Após sucessivas ocorrências do El Niño nos anos 90, a Floresta Nacional do Tapajós libera mais gás carbônico do que absorve

Dados colhidos por uma das 12 torres do Experimento de Larga Escala da Biosfera-Atmosfera na Amazônia (LBA) que medem quanto entra e sai de dióxido de carbono (CO2 ) – principal gás responsável pelo aumento do efeito estufa, que eleva progressivamente a temperatura média da Terra – em diferentes pontos do ecossistema espantaram os pesquisadores. De acordo com os registros dessa torre, situada a 55 metros de altura num ponto da Floresta Nacional do Tapajós, perto de Santarém, no Pará, esse trecho da Amazônia lança mais CO2 na atmosfera do que absorve. É a primeira vez que uma torre do experimento, capaz de registrar dez vezes por segundo as concentrações emitidas e assimiladas desse composto, aponta uma perda líquida de carbono em alguma parte da floresta. A longo prazo, se esse comportamento persistir, isso equivale a dizer que esse ponto da floresta (e apenas esse, ao que se sabe) contribui para aumentar o efeito estufa – e não para reduzi-lo, como parece ser o caso da Amazônia como um todo.

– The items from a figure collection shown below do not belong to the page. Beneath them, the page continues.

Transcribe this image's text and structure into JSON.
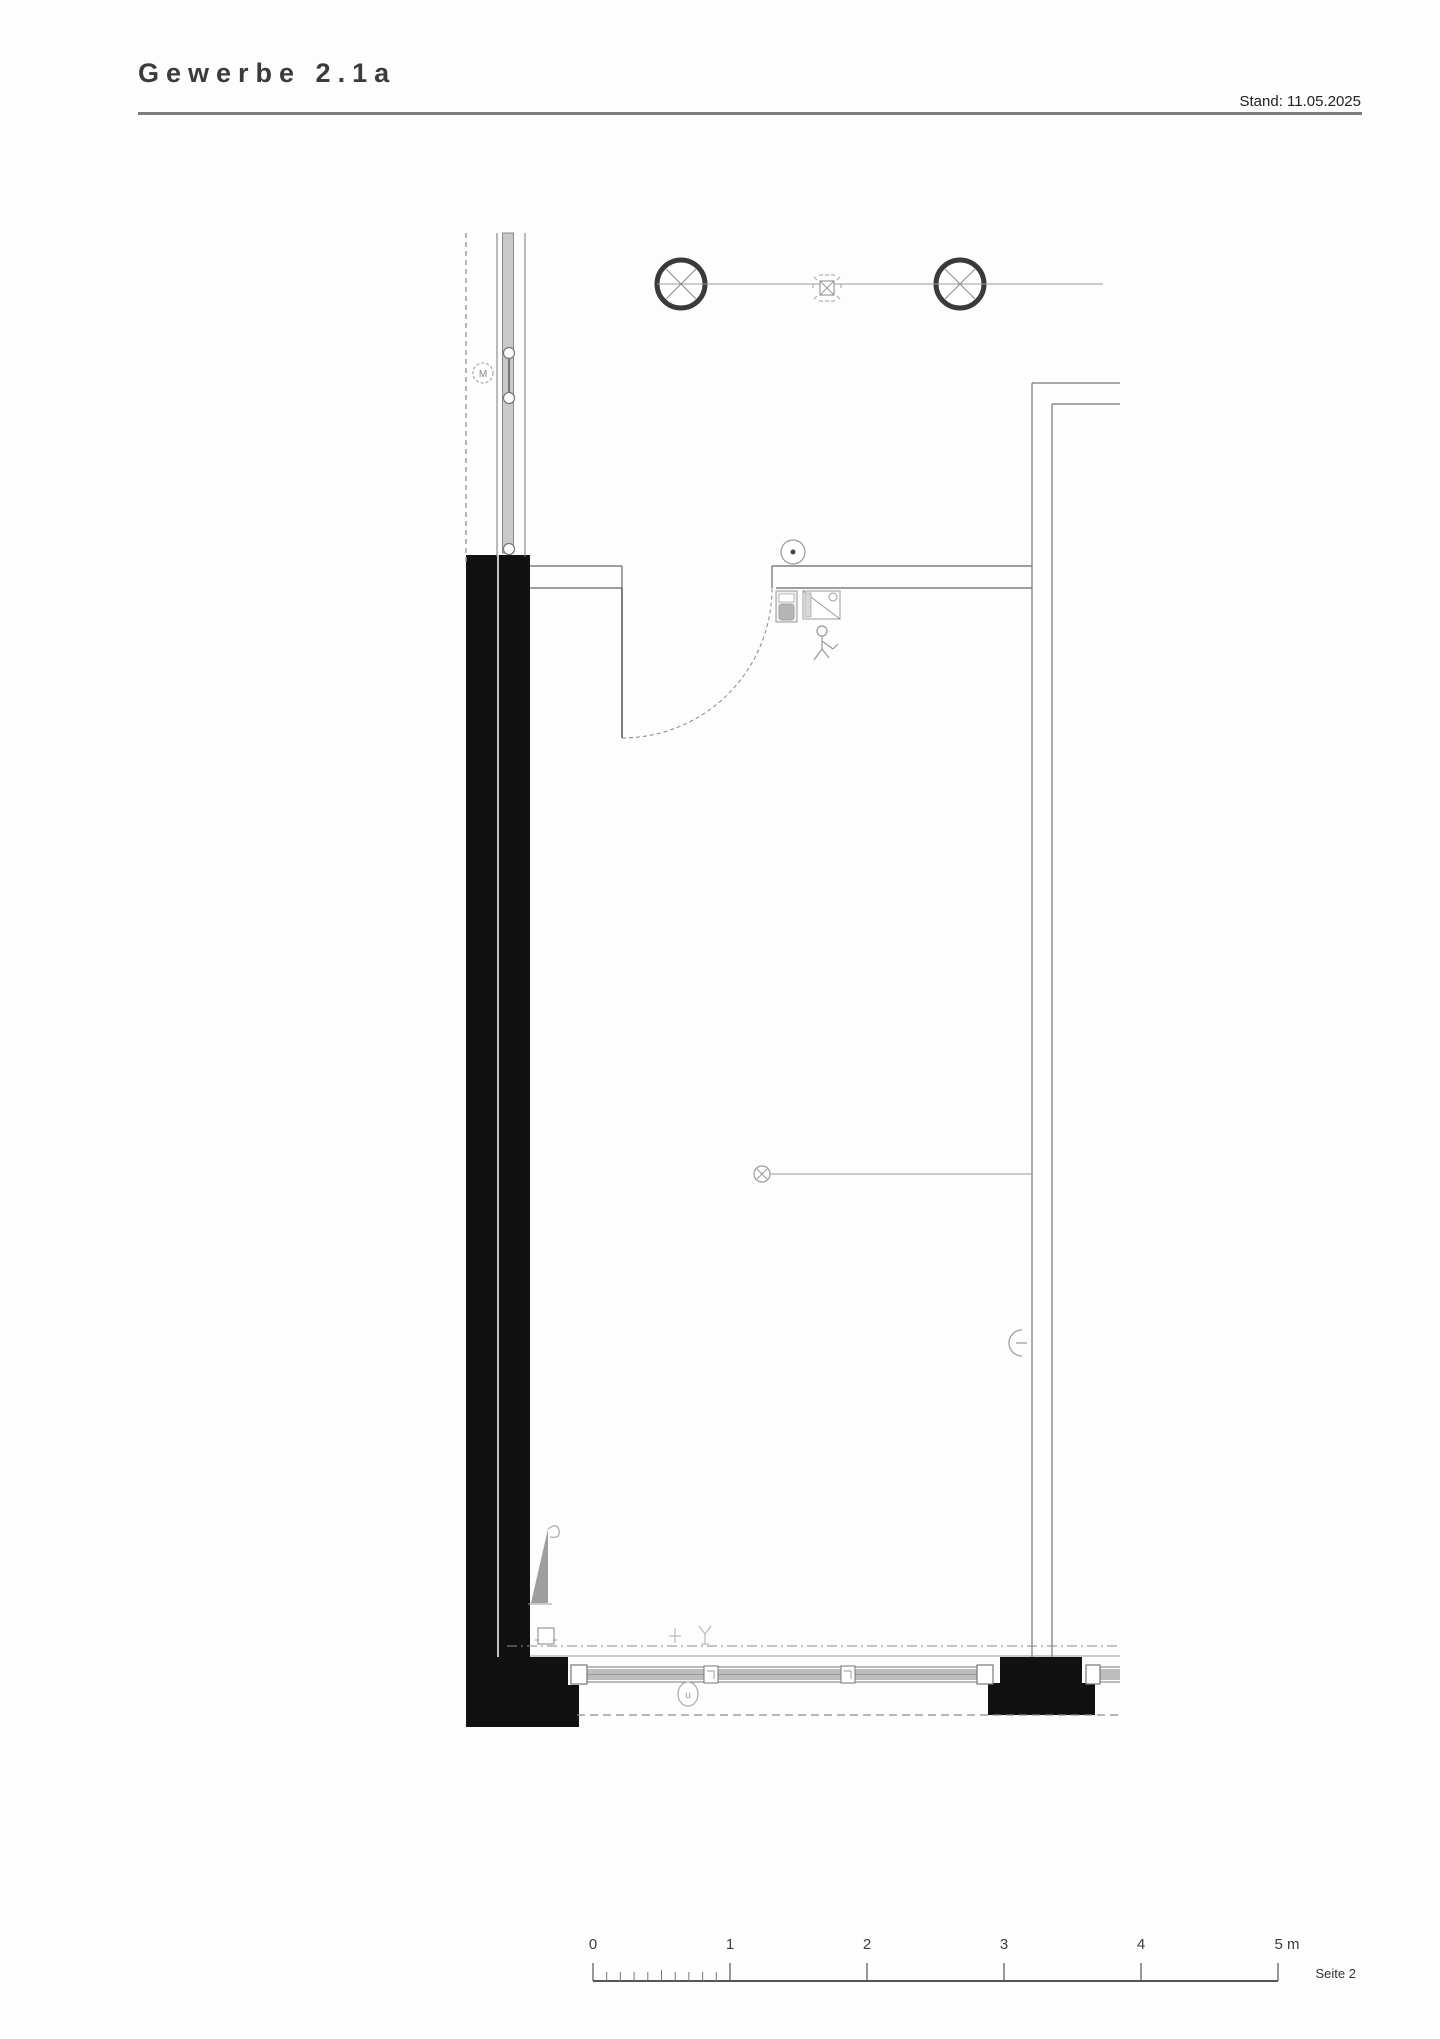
{
  "header": {
    "title": "Gewerbe 2.1a",
    "stand": "Stand: 11.05.2025"
  },
  "plan": {
    "window_marker": "M",
    "door_marker": "u"
  },
  "scale_bar": {
    "labels": [
      "0",
      "1",
      "2",
      "3",
      "4",
      "5 m"
    ]
  },
  "footer": {
    "page": "Seite 2"
  },
  "colors": {
    "wall_poche": "#111111",
    "thin_line": "#8a8a8a",
    "dark_line": "#3a3a3a",
    "glazing_fill": "#bdbdbd",
    "triangle_fill": "#9e9e9e",
    "paper": "#fdfdfd"
  }
}
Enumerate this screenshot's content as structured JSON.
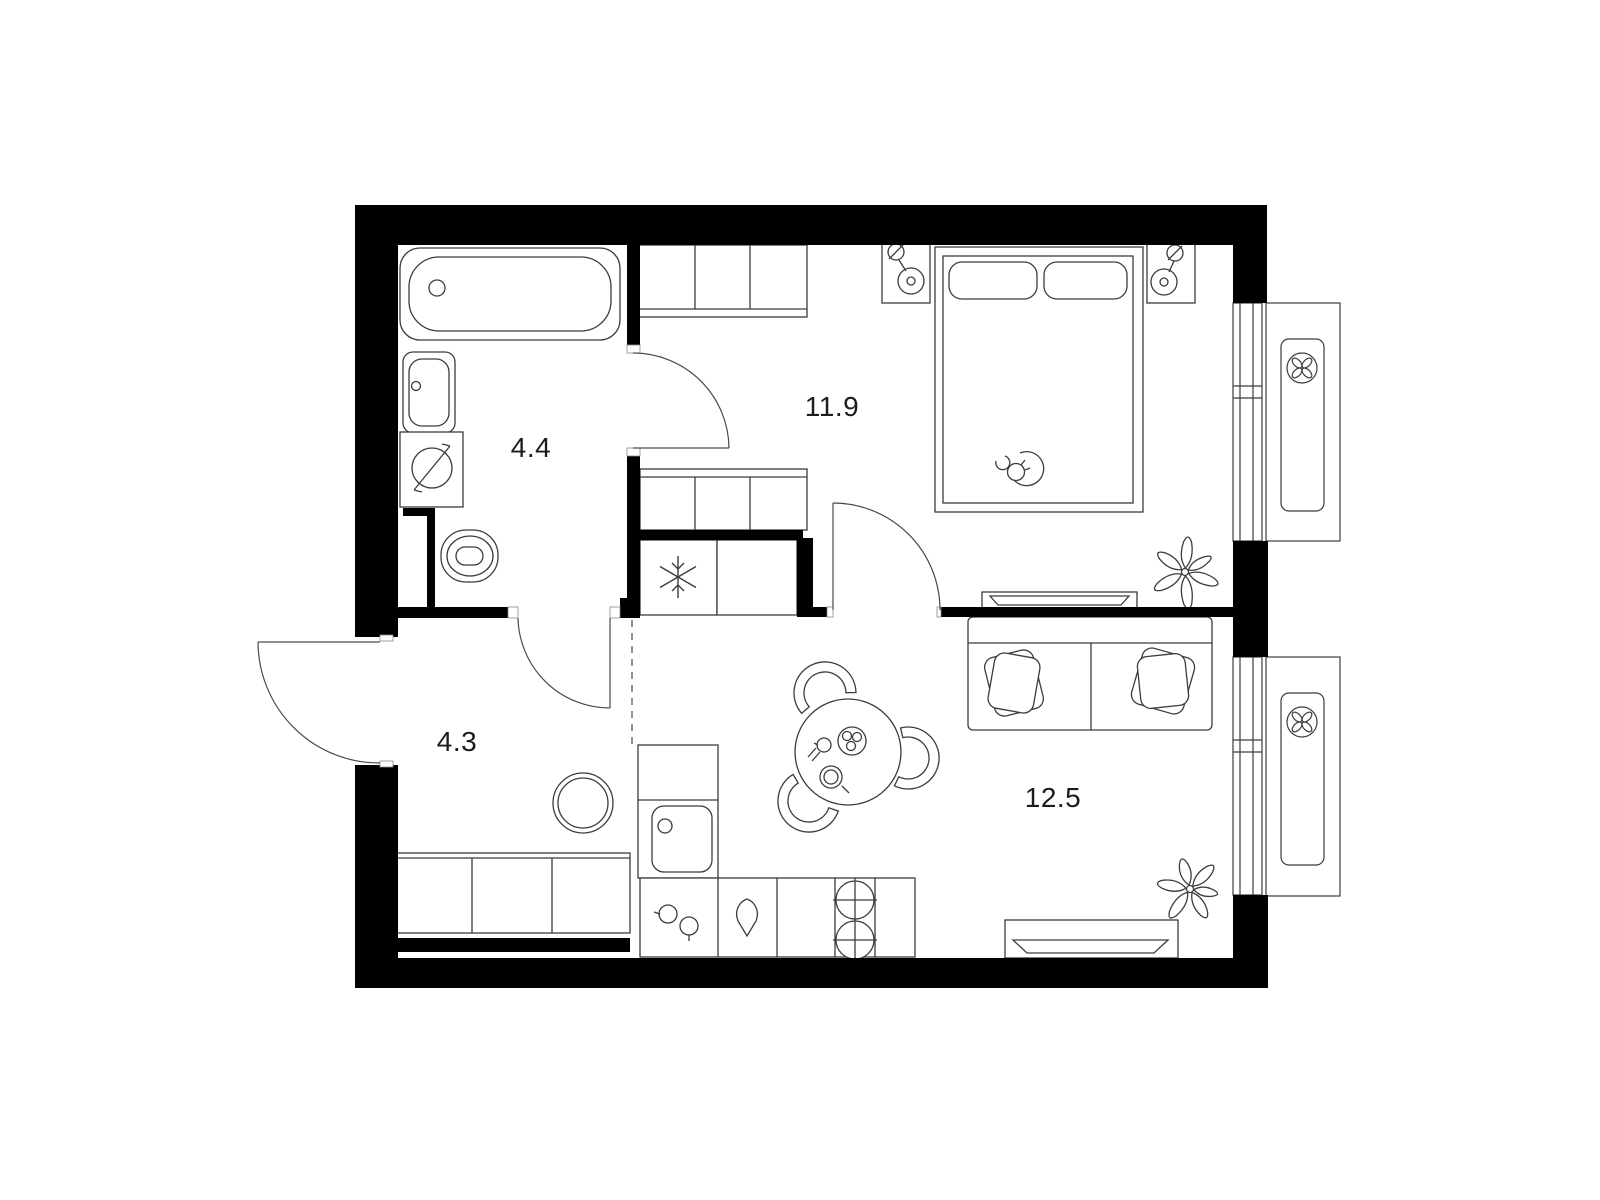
{
  "plan": {
    "rooms": [
      {
        "id": "bathroom",
        "label": "4.4"
      },
      {
        "id": "bedroom",
        "label": "11.9"
      },
      {
        "id": "hallway",
        "label": "4.3"
      },
      {
        "id": "living_kitchen",
        "label": "12.5"
      }
    ],
    "icons": {
      "ac_fan": "fan-icon",
      "freezer": "snowflake-icon",
      "electric_panel": "lightning-icon"
    },
    "colors": {
      "wall": "#000000",
      "line": "#3c3c3c",
      "background": "#ffffff"
    }
  }
}
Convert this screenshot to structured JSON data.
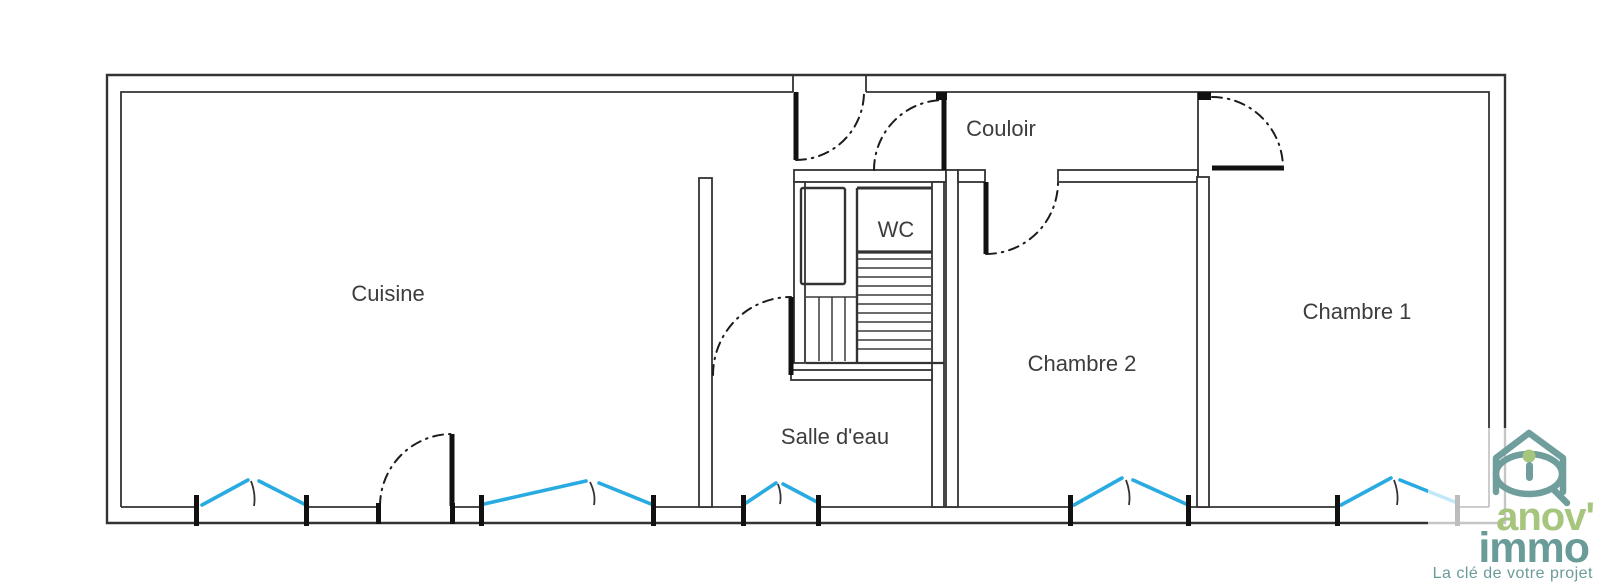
{
  "canvas": {
    "width": 1600,
    "height": 586,
    "background": "#ffffff"
  },
  "palette": {
    "wall": "#333333",
    "door": "#111111",
    "window_blue": "#29abe2",
    "label": "#3d3d3d",
    "logo_green": "#a6c57d",
    "logo_teal": "#699b98"
  },
  "rooms": [
    {
      "name": "cuisine",
      "label": "Cuisine"
    },
    {
      "name": "couloir",
      "label": "Couloir"
    },
    {
      "name": "wc",
      "label": "WC"
    },
    {
      "name": "salle-deau",
      "label": "Salle d'eau"
    },
    {
      "name": "chambre-2",
      "label": "Chambre 2"
    },
    {
      "name": "chambre-1",
      "label": "Chambre 1"
    }
  ],
  "features": {
    "doors": [
      "entrance-door",
      "couloir-door",
      "chambre-2-door",
      "chambre-1-door",
      "salle-deau-door",
      "cuisine-exterior-door"
    ],
    "windows": [
      "cuisine-window-1",
      "cuisine-window-2",
      "salle-deau-window",
      "chambre-2-window",
      "chambre-1-window"
    ],
    "stairs": "staircase"
  },
  "logo": {
    "brand_line1": "anov'",
    "brand_line2": "immo",
    "tagline": "La clé de votre projet"
  }
}
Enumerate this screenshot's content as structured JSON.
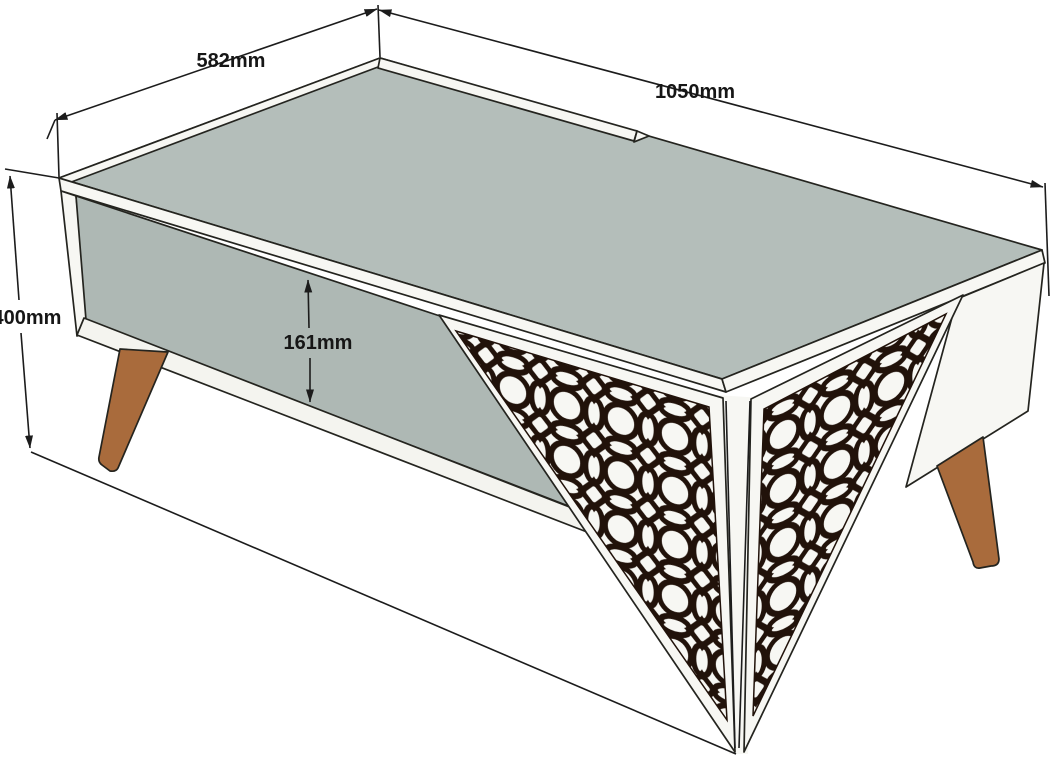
{
  "title": "Coffee table dimensioned drawing",
  "diagram": {
    "type": "furniture-dimension-drawing",
    "subject": "coffee table with decorative V-panel and open shelf"
  },
  "labels": {
    "width": "582mm",
    "length": "1050mm",
    "height": "400mm",
    "opening": "161mm"
  },
  "colors": {
    "top_surface": "#b4beba",
    "interior": "#aeb8b4",
    "shelf_band": "#f4f4ef",
    "panel_white": "#f7f7f3",
    "pattern_dark": "#21120a",
    "leg": "#a96b3c",
    "line": "#1c1c1c",
    "background": "#ffffff"
  }
}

A constatação de que esse trecho da Floresta Nacional do Tapajós libera mais dióxido de carbono do que absorve foi feita pelo norte-americano Steven Wofsy, da Universidade de Harvard, um dos participantes do LBA, megaprojeto internacional de US$ 80 milhões que, desde 1999, reúne mais de 300 pesquisadores da América Latina, Europa e Estados Unidos, sob a liderança do Brasil. O cientista, no entanto, evita fazer qualquer comentário mais geral sobre o papel da Amazônia a longo prazo no balanço global do dióxido de carbono. “Em toda a floresta, esperamos ver diversos padrões, com áreas perdendo e ganhando carbono”, disse Wofsy em entrevista à edição de fevereiro da revista Environmental Science&Technology. “No caso específico da torre de Santarém, o déficit anual é de cerca de meia tonelada de carbono por hectare”, afirma Paulo Artaxo, do Instituto de Física da Universidade de São Paulo, um dos coordenadores do LBA.

O mar e a floresta
Para Wofsy, a causa do inédito saldo negativo no fluxo de dióxido de carbono medido na torre em Santarém tem relação com efeitos sobre o clima da região provocados na década passada por sucessivos El Niños, o aquecimento anormal das águas superficiais do Pacífico Sul que altera os índices de chuva e as temperaturas em várias partes do globo. Em razão de quatro El Niños registrados nos anos 90, houve menos chuvas na região do Tapajós e mais árvores sucumbiram à seca prolongada. Com o fim dos efeitos dessa anomalia climática, os níveis de umidade na Amazônia, normalmente altos, voltaram ao patamar usual e aceleraram o apodrecimento da grande quantidade de troncos e vegetais que não resistiram à estiagem. Resultado: a taxa de decomposição da abundante madeira morta tornou-se tão elevada que os níveis de liberação de dióxido de carbono ultrapassaram os seus índices de absorção pela fotossíntese da floresta. Apesar de a parte viva da matatambém ter respondido positivamente ao restabelecimento da umidade na região, o crescimento das árvores sadias – leia-se, a assimilação de CO2 – não foi tão expressivo a ponto de superar a quantidade de gás exalada pelo decaimento dos restos de vegetação.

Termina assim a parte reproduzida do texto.